Une petite fille qui adore les princesses n'a pas besoin d'être corrigée. Elle a besoin qu'on prenne sa passion au sérieux, exactement comme celle qui aime les dinosaures. La différence entre un bon et un mauvais cadeau ne tient pas au thème, elle tient à la précision : la bonne princesse, la bonne histoire, le bon niveau de détail.
Ce qui pose problème, ce n'est pas qu'elle aime le rose. C'est qu'on ne lui propose jamais autre chose.
Les livres, et la question de l'héroïne
Un point qui mérite d'être connu quand on offre un livre : la répartition des rôles dans la littérature jeunesse reste déséquilibrée, avec des personnages masculins plus nombreux et plus souvent en position d'agir, en particulier chez les personnages animaux.
Cela n'a rien de dramatique à l'échelle d'un livre, et beaucoup à l'échelle de plusieurs années de lecture du soir. Une fille qui ne rencontre presque jamais une héroïne qui décide, explore et se trompe finit par comprendre où sont les places disponibles.
Le correctif est simple et ne demande aucun militantisme : varier. Des héroïnes, des héros, des animaux, et surtout des personnages dont le trait principal n'est pas leur sexe mais ce qu'ils font.
Quand l'héroïne, c'est elle
Je travaille chez Dreemax, donc autant l'annoncer : ce qui suit est notre métier, et c'est aussi la raison pour laquelle nous ne proposons pas de collection fille ni de collection garçon.
Le point de départ de nos livres n'est pas une catégorie, c'est l'enfant. Ses passions du moment, son univers, son entourage. Le résultat est une histoire dont elle est le personnage principal, avec son prénom, son visage, et le nom de celui qui offre en couverture comme auteur.

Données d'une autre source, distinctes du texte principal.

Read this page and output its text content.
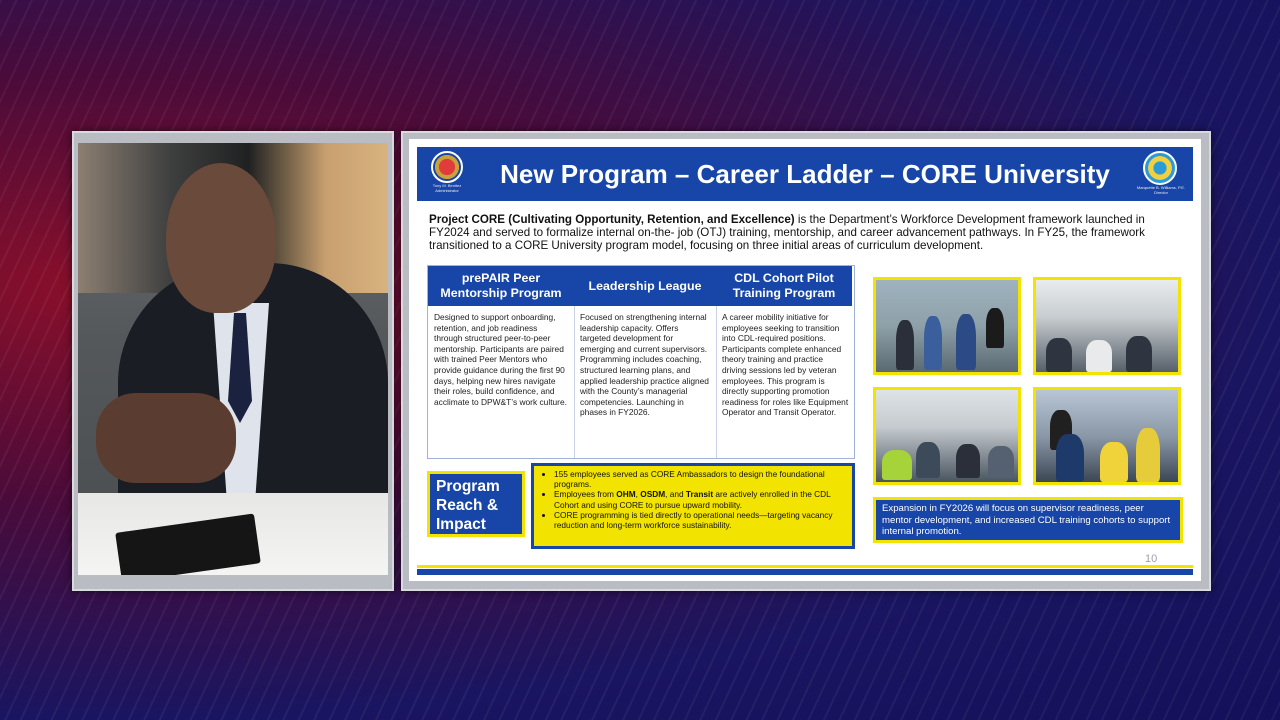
Tony M. Benitez Administrator
New Program – Career Ladder – CORE University	Marquette B. Williams, P.E. Director
Project CORE (Cultivating Opportunity, Retention, and Excellence) is the Department’s Workforce Development framework launched in FY2024 and served to formalize internal on-the- job (OTJ) training, mentorship, and career advancement pathways. In FY25, the framework transitioned to a CORE University program model, focusing on three initial areas of curriculum development.
prePAIR Peer Mentorship Program
Designed to support onboarding, retention, and job readiness through structured peer-to-peer mentorship. Participants are paired with trained Peer Mentors who provide guidance during the first 90 days, helping new hires navigate their roles, build confidence, and acclimate to DPW&T’s work culture.
Leadership League
Focused on strengthening internal leadership capacity. Offers targeted development for emerging and current supervisors. Programming includes coaching, structured learning plans, and applied leadership practice aligned with the County’s managerial competencies. Launching in phases in FY2026.
CDL Cohort Pilot Training Program
A career mobility initiative for employees seeking to transition into CDL-required positions. Participants complete enhanced theory training and practice driving sessions led by veteran employees. This program is directly supporting promotion readiness for roles like Equipment Operator and Transit Operator.
Program Reach & Impact
• 155 employees served as CORE Ambassadors to design the foundational programs.
• Employees from OHM, OSDM, and Transit are actively enrolled in the CDL Cohort and using CORE to pursue upward mobility.
• CORE programming is tied directly to operational needs—targeting vacancy reduction and long-term workforce sustainability.
Expansion in FY2026 will focus on supervisor readiness, peer mentor development, and increased CDL training cohorts to support internal promotion.
10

Ce format règle au passage la question soulevée plus haut : l'héroïne n'est pas un personnage parmi d'autres, elle est le sujet. Elle décide, elle explore, elle se trompe et elle s'en sort. Et si elle veut être une princesse paléontologue, personne ici n'y verra de contradiction.
Notre page dédiée au livre personnalisé pour une fille rassemble des exemples d'univers, et le calibrage du texte selon l'âge se trouve dans notre guide de 2 à 9 ans. Vous pouvez créer son histoire ici, avec un héros illustré d'après sa photo.
Le rayon rose restera à gauche en entrant. Vous n'êtes simplement pas obligé d'y aller.